In order to remain in power, an exploiter state makes promises to pay or provide privileges to large segments of society. This involves as much the bankers who loan the state money as the voters who elect the governments in return for pension benefits, jobs as bureaucrats, or labor-union protectionism of their current jobs. These promises to pay are a sovereign state’s liabilities. A “sovereign debt crisis” is a failure of the state to meet these liabilities, and, much as happens in a corporate or private bankruptcy, the different classes of creditors mobilize to seize assets in order to enforce payment.

But since the state is unable to pay, it must be the case that there is a much greater amount of liabilities than assets to seize. The different classes of people owed by the state must therefore be in conflict with each other. In a private bankruptcy, the bankrupt body seeks “bankruptcy protection” from its creditors to prevent such a fight. This protection is provided by the courts of the state, as the monopolistic producer of justice in its territory. But what happens when the state itself is bankrupt? The state must seek a way to preserve its own production of security, its courts, police, army and bureaucrats, from the rising mobs who are realizing the fact that the state cannot pay them. The state must seek this “protection” from the outside, from organizations tailored to this task such as the International Monetary Fund. The IMF becomes the bankruptcy judge of the state, as the only organization that can safeguard the payments to the state’s security apparatus while the fight over the bankruptcy unfolds. As the judge over this bankruptcy, the IMF is of course co-opted by international interests (local exploiters being of no consequence to itself) and will ensure that international bankers, of all holders of the state’s liabilities, are made whole, and of course that it itself is made whole.

This “judgement” handed out by the IMF is called an austerity package, and consists of nothing more than a list of defaults on promises that the state has made, as well as liquidations of assets (privatizations).
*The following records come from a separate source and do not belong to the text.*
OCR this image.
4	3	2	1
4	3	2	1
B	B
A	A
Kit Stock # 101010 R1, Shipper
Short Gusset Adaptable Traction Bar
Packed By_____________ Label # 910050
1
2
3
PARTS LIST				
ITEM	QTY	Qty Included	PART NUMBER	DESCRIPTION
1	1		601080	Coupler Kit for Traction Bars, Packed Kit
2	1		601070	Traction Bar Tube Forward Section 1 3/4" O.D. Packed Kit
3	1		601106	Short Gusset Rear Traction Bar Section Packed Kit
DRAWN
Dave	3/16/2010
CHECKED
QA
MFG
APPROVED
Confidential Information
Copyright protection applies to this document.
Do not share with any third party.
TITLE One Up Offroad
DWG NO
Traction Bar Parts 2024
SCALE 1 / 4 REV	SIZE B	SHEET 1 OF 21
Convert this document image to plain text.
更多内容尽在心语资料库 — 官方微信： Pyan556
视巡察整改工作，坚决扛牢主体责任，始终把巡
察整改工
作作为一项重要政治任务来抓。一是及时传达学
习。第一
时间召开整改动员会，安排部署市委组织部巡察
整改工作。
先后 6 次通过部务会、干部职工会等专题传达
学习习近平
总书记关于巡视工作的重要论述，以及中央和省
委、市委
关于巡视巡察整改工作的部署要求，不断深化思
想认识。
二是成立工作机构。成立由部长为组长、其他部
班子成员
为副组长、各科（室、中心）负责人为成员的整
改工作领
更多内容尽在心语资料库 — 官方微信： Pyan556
The people being defaulted upon are typically the small exploiters (those remaining in the country such as pensioners, bureaucrats, and labor union workers) while the large exploiters are made whole. These small exploiters then make a last-ditch mobilization to use force against the government and compel a default of the other liabilities, those of debt payments to bankers, but since they cannot pay the state’s security apparatus, this security apparatus is mobilized against them and the riots are defeated.

One class of exploiters wins against another class, but the country has not been rescued at all. The middle class continues to live in exile, and the capitalist class continues to move capital out of the country. Because the bail out/austerity package is the outcome of a conflict between two exploiter classes, the only possible aftermath of the state’s bankruptcy is more, harsher exploitation. (Poor Greeks now find their tax burden increased in return for nothing.)

The cycle of exploitation goes on so long as the political system itself is not reformed. Some states may go to literal ruins from exploitation and depopulation, as happened to the Western Roman Empire. Only organized external groups can turn them around, and for this reason a private society must be an international community that intervenes to prevent state collapses while providing for its freedom to exist as an equal in such states. State collapse is an opportunity for freedom only if freedom is properly enacted.